A medical assistant career is a good choice for those who consider themselves a “people person,” since it involves a lot of person-to-person interaction.

“Medical assistants have the opportunity to get involved with patient care along with their other responsibilities,” Burbrink says. “Most medical assistant jobs are found in doctors’ offices and work directly with the patients. For someone with a caring attitude who truly wants to help people, becoming a medical assistant can be an excellent career choice.”

Steps to a successful career

* General career field research. “You should never rush into a career field blindly,” Burbrink advises. “Learn as much as you can about medical assisting before training for the job. You can start with the Internet. Many websites discuss the work of professional medical assistants, job requirements and income potential.”

Websites that Burbrink recommends include:

* The Bureau of Labor Statistics (BLS)

* O*NET Online (which is sponsored by the U.S. Department of Labor/BLS)

* Your state’s official labor or workforce website

* Talk to career professionals. If your initial research proves promising, then the next step is to confirm your good impressions by talking to actual medical assistants.

“You can begin by talking to the medical assistants in the doctors’ office or clinic you regularly visit,” Burbrink advises. “Tell them you’re thinking of trying a medical assistant career and ask for their thoughts on the job. Encourage the medical assistants you interview to be brutally honest. You’re making a major lifestyle decision here, and you want to make sure the field is right for you.”

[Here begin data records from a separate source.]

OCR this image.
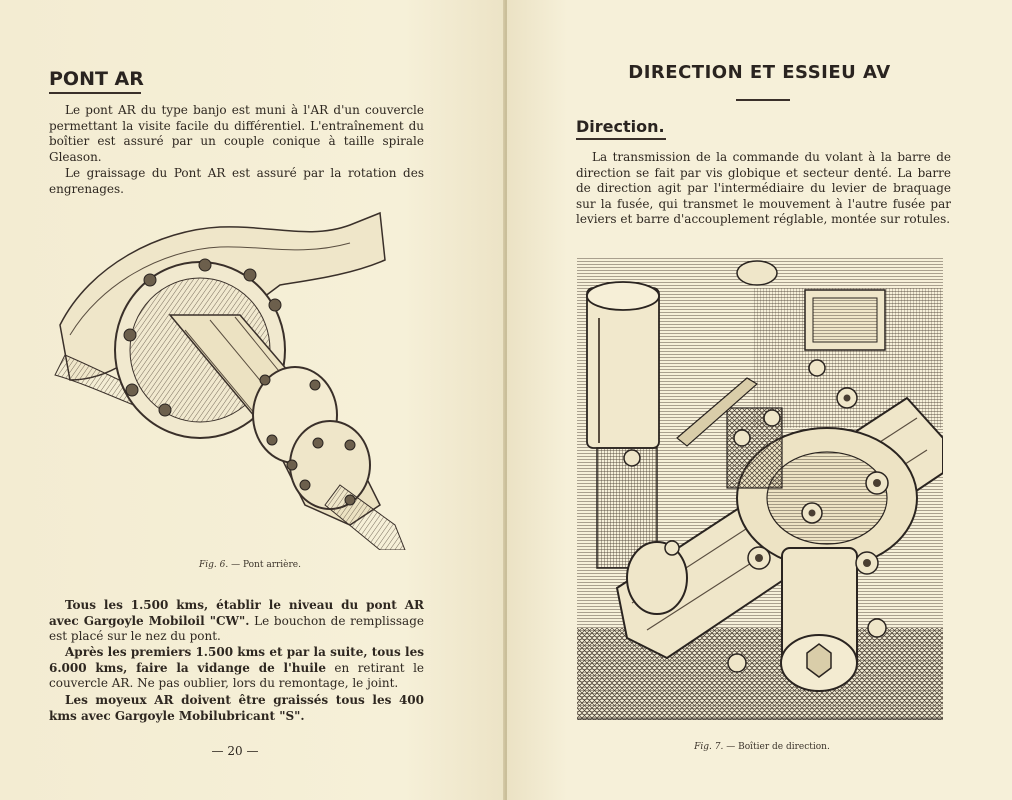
PONT AR
Le pont AR du type banjo est muni à l'AR d'un couvercle permettant la visite facile du différentiel. L'entraînement du boîtier est assuré par un couple conique à taille spirale Gleason.
Le graissage du Pont AR est assuré par la rotation des engrenages.
Fig. 6. — Pont arrière.
Tous les 1.500 kms, établir le niveau du pont AR avec Gargoyle Mobiloil "CW". Le bouchon de remplissage est placé sur le nez du pont.
Après les premiers 1.500 kms et par la suite, tous les 6.000 kms, faire la vidange de l'huile en retirant le couvercle AR. Ne pas oublier, lors du remontage, le joint.
Les moyeux AR doivent être graissés tous les 400 kms avec Gargoyle Mobilubricant "S".
— 20 —
DIRECTION ET ESSIEU AV
Direction.
La transmission de la commande du volant à la barre de direction se fait par vis globique et secteur denté. La barre de direction agit par l'intermédiaire du levier de braquage sur la fusée, qui transmet le mouvement à l'autre fusée par leviers et barre d'accouplement réglable, montée sur rotules.
Fig. 7. — Boîtier de direction.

* Go to school for specialized career training. To make employers look at you favorably, you must show them you have the academic knowledge, technical skills, real-world experience and organized temperament it takes to do this often complex and sometimes physically taxing job.

“You will often find medical assistant training programs in conventional public colleges and universities, offered by community colleges and by private for-profit career colleges and vocational schools,” Burbrink says.

Burbrink lists the pros and cons of each type of institution:

* Traditional four-year college. These tend to be quite expensive with costs continuing to rise rapidly. Classes at state schools tend to be large and fairly impersonal. Usually, you must study a number of non-career-related subjects, so it may not be until your third year that you can finally start to study medical assisting. Plan to spend four to five years at such a college or university, depending on class schedules and availability.

* Community college. You will spend less time – and probably a lot less money – than you will at a traditional four-year college. You may or may not have to take general education courses in addition to your medical assisting classes to graduate. Due to budget cuts throughout the United States combined with the ongoing recession, most community colleges are highly impacted and it may be extremely difficult to get the classes you want when you want them. Also, classes tend to be very large and it can be difficult to get personalized attention.

* Private career colleges and vocational schools. Because these schools focus on career preparation, programs tend to be short and to the point. If you’re going to train to be a medical assistant, you won’t be taking history or foreign language classes. Also, because these schools are private, classes are usually small and offer opportunities for one-on-one time with instructors. Many also offer career assistance services. Private career colleges and vocational schools are usually more expensive than public institutions.

With this preparation, students should be ready and able to enter the workforce as medical assistants within one to two years, depending on the school they attend. “Today’s health care field offers great opportunities for those who are ready and willing to take them,” Burbrink says.